Abstract Body (Do not enter title and authors here): Background and Hypothesis: Aortic stenosis (AS) causes afterload stress and left ventricular hypertrophy (LVH), treatable by aortic valve replacement (AVR) restoring ejection fraction (EF) and reducing LVH . Afterload stress also induces metabolic remodeling with reduced long chain fatty acid (LCFA) oxidation (FAO). This study examines a preclinical correlate of afterload stress and alleviation after LVH, dysfunction, and metabolic remodeling in mice with transverse aortic constriction (TAC) and release.
Methods: Adult male C57BL/6J mice underwent Sham surgery, TAC (11wks), or TAC-REM (TAC removal at 11wks with 3 wks recovery). In vivo function was monitored via echocardiography. At endpoint, isolated hearts were perfused with a physiological mix of ¹³C enriched LCFA, ¹³C-palmitate, with glucose and lactate. In vitro ¹³C NMR provided fractional contribution (Fc) to oxidative metabolism. Markers of LVH and metabolic remodeling were assessed by qPCR and immunoblot.
Results: TAC caused hypertrophy (LV mass +94%±14), and depressed EF (25±4% vs 60±8% in Sham) and fractional shortening (FS) (14±2% vs 32±1% in Sham) (Fig 1B,C,D). TAC induced characteristic FAO reductions by 18% (Fig 1A), and the stress induced isoform of carnitine palmitoyltransferase 1, Cpt1a increased 50% (Fig 2D). ATGL, the key lipase, fell 35% in TAC (Fig 2E), coinciding with characteristically reduced triglyceride (TG) by 43% (P<0.05).
At 3 weeks recovery, LV mass reverted, and EF (52 ± 3%) and FS (52 ± 3%) rebounded. Hypertrophic genes βMhc, Anp and Bnp (Fig 2A,B,C) in TAC-REM declined markedly. In contrast, FAO remained depressed with TAC-REM, 15.5% < Sham, with persistently elevated CPT1a, 70% > control. ATGL remained low, 22% of control, and low TG persisted in TAC-REM at 58% of control (P<0.05). Thus, pathologically remodeled LCFA metabolism despite recovery of EF and reduced LVH after removal of stress underscores a persistent constraint on LCFA metabolism.

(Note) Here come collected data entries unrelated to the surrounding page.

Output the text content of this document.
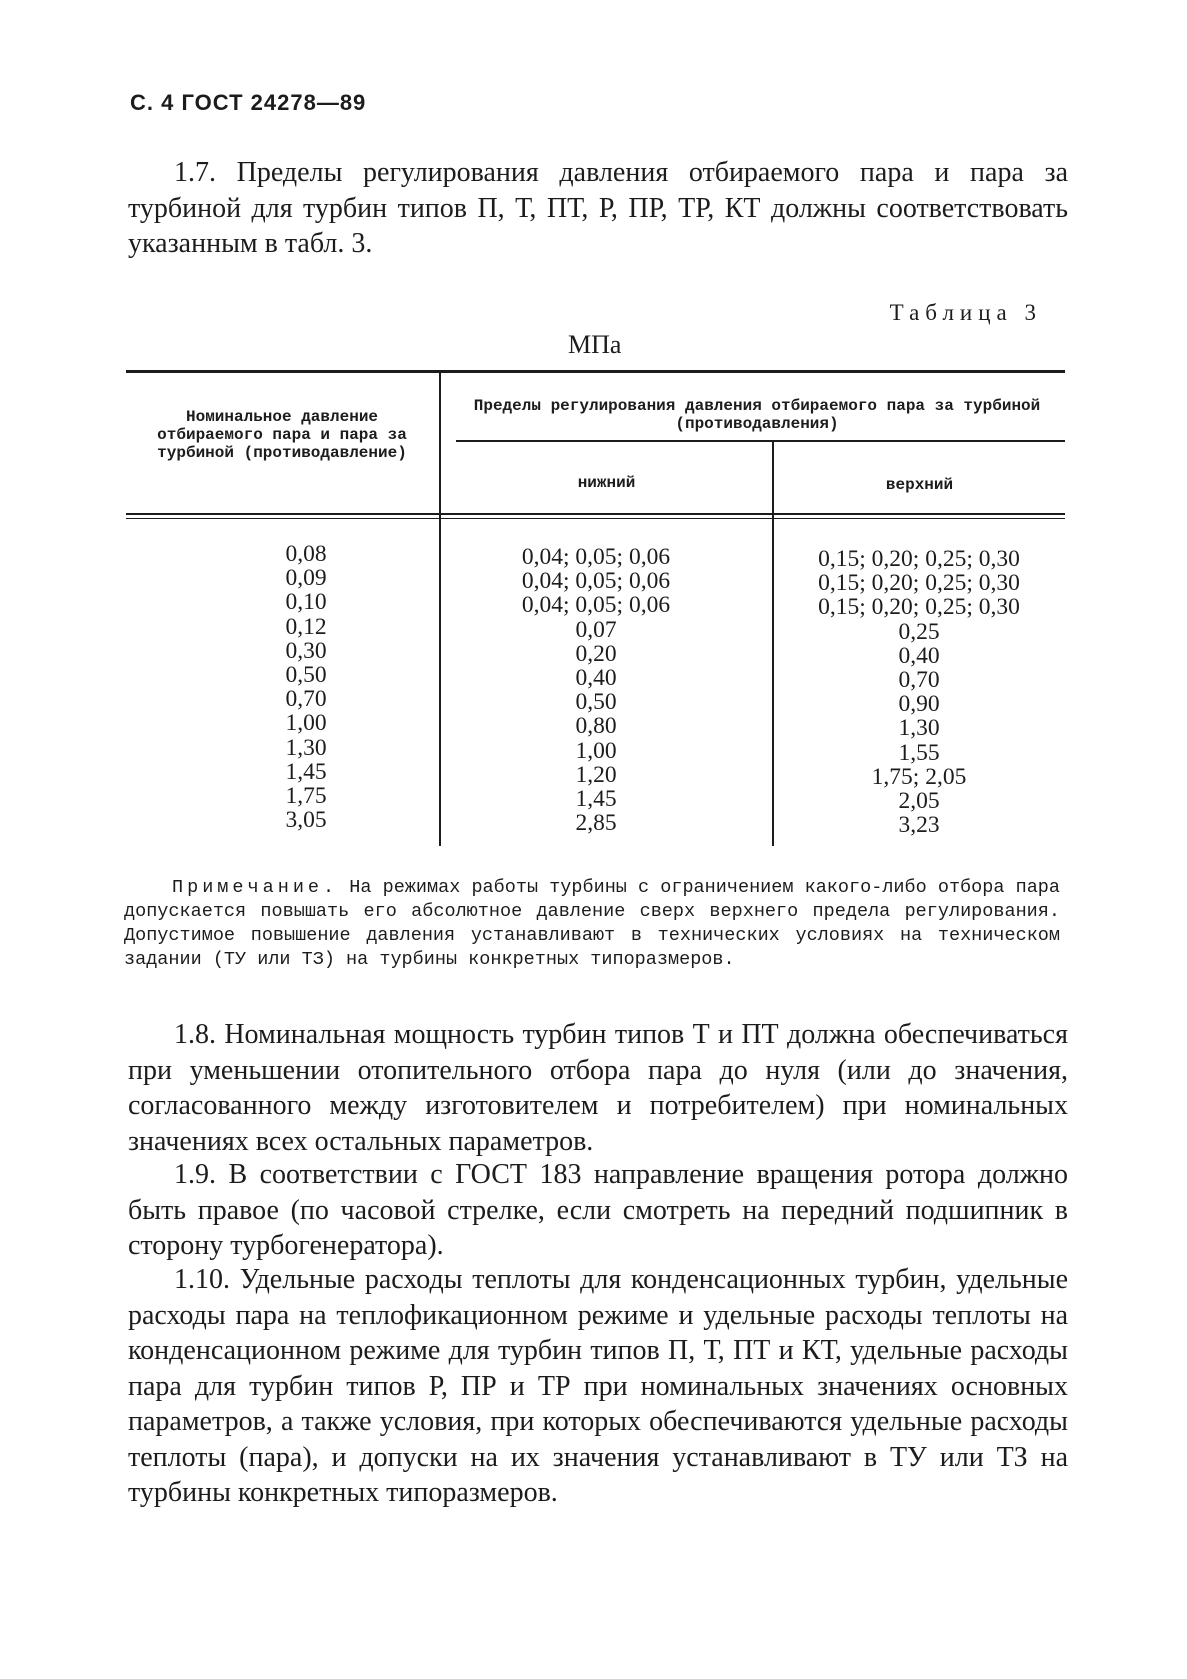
С. 4 ГОСТ 24278—89

1.7. Пределы регулирования давления отбираемого пара и пара за турбиной для турбин типов П, Т, ПТ, Р, ПР, ТР, КТ должны соответствовать указанным в табл. 3.

Таблица 3
МПа
Номинальное давление отбираемого пара и пара за турбиной (противодавление)
Пределы регулирования давления отбираемого пара за турбиной (противодавления)
нижний	верхний
0,08
0,09
0,10
0,12
0,30
0,50
0,70
1,00
1,30
1,45
1,75
3,05
0,04; 0,05; 0,06
0,04; 0,05; 0,06
0,04; 0,05; 0,06
0,07
0,20
0,40
0,50
0,80
1,00
1,20
1,45
2,85
0,15; 0,20; 0,25; 0,30
0,15; 0,20; 0,25; 0,30
0,15; 0,20; 0,25; 0,30
0,25
0,40
0,70
0,90
1,30
1,55
1,75; 2,05
2,05
3,23

Примечание. На режимах работы турбины с ограничением какого-либо отбора пара допускается повышать его абсолютное давление сверх верхнего предела регулирования. Допустимое повышение давления устанавливают в технических условиях на техническом задании (ТУ или ТЗ) на турбины конкретных типоразмеров.

1.8. Номинальная мощность турбин типов Т и ПТ должна обеспечиваться при уменьшении отопительного отбора пара до нуля (или до значения, согласованного между изготовителем и потребителем) при номинальных значениях всех остальных параметров.

1.9. В соответствии с ГОСТ 183 направление вращения ротора должно быть правое (по часовой стрелке, если смотреть на передний подшипник в сторону турбогенератора).

1.10. Удельные расходы теплоты для конденсационных турбин, удельные расходы пара на теплофикационном режиме и удельные расходы теплоты на конденсационном режиме для турбин типов П, Т, ПТ и КТ, удельные расходы пара для турбин типов Р, ПР и ТР при номинальных значениях основных параметров, а также условия, при которых обеспечиваются удельные расходы теплоты (пара), и допуски на их значения устанавливают в ТУ или ТЗ на турбины конкретных типоразмеров.
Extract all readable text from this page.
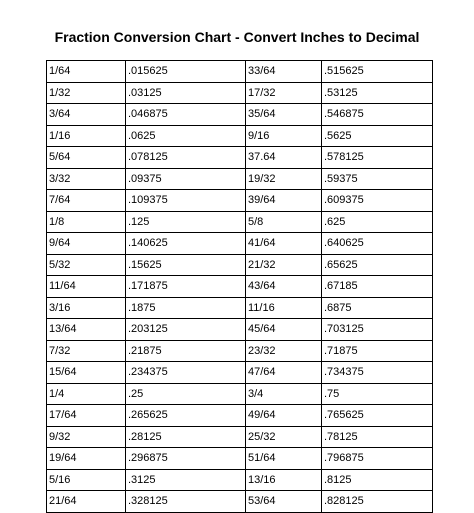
Fraction Conversion Chart - Convert Inches to Decimal
1/64	.015625	33/64	.515625
1/32	.03125	17/32	.53125
3/64	.046875	35/64	.546875
1/16	.0625	9/16	.5625
5/64	.078125	37.64	.578125
3/32	.09375	19/32	.59375
7/64	.109375	39/64	.609375
1/8	.125	5/8	.625
9/64	.140625	41/64	.640625
5/32	.15625	21/32	.65625
11/64	.171875	43/64	.67185
3/16	.1875	11/16	.6875
13/64	.203125	45/64	.703125
7/32	.21875	23/32	.71875
15/64	.234375	47/64	.734375
1/4	.25	3/4	.75
17/64	.265625	49/64	.765625
9/32	.28125	25/32	.78125
19/64	.296875	51/64	.796875
5/16	.3125	13/16	.8125
21/64	.328125	53/64	.828125
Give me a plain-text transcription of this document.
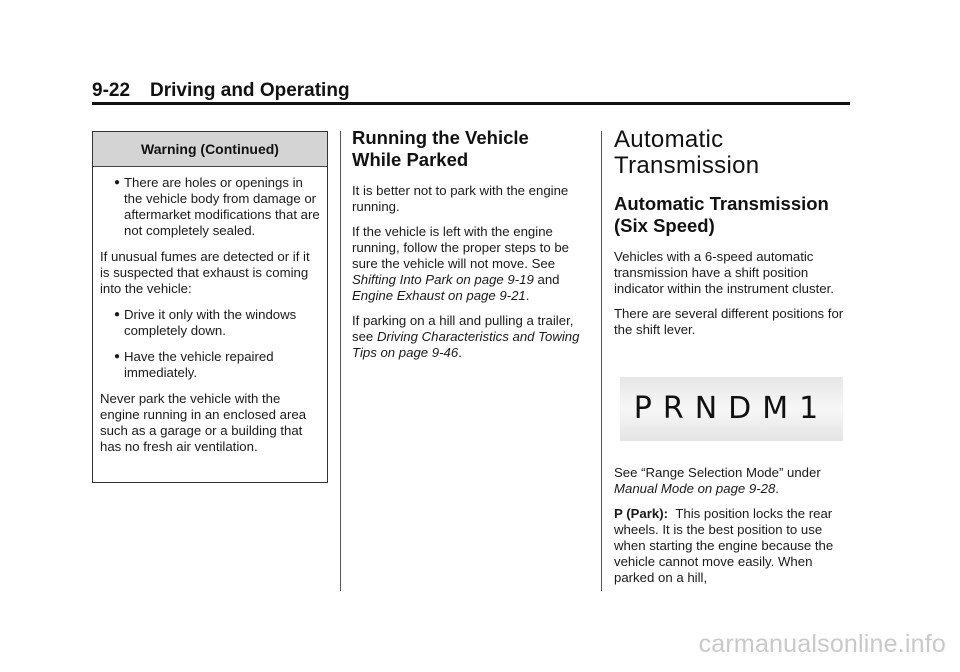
9-22 Driving and Operating
Warning (Continued)
● There are holes or openings in the vehicle body from damage or aftermarket modifications that are not completely sealed.

If unusual fumes are detected or if it is suspected that exhaust is coming into the vehicle:

● Drive it only with the windows completely down.
● Have the vehicle repaired immediately.

Never park the vehicle with the engine running in an enclosed area such as a garage or a building that has no fresh air ventilation.

Running the Vehicle While Parked

It is better not to park with the engine running.

If the vehicle is left with the engine running, follow the proper steps to be sure the vehicle will not move. See Shifting Into Park on page 9-19 and Engine Exhaust on page 9-21.

If parking on a hill and pulling a trailer, see Driving Characteristics and Towing Tips on page 9-46.

Automatic
Transmission
Automatic Transmission (Six Speed)

Vehicles with a 6-speed automatic transmission have a shift position indicator within the instrument cluster.

There are several different positions for the shift lever.

PRNDM1

See “Range Selection Mode” under Manual Mode on page 9-28.

P (Park): This position locks the rear wheels. It is the best position to use when starting the engine because the vehicle cannot move easily. When parked on a hill,

carmanualsonline.info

Conclusions: This is the first evidence that cardiac metabolic remodeling persists even after pathological hypertrophy and dysfunction improve following alleviation of afterload stress. In a mouse model mimicking AVR for AS, heart function improved, but FAO remained impaired. CPT1a stayed elevated, and ATGL was suppressed, limiting LCFA metabolism. Findings reveal a metabolic restriction that lingers despite functional recovery, highlighting metabolic defects as a key target for complete recovery from pressure-overload cardiomyopathy.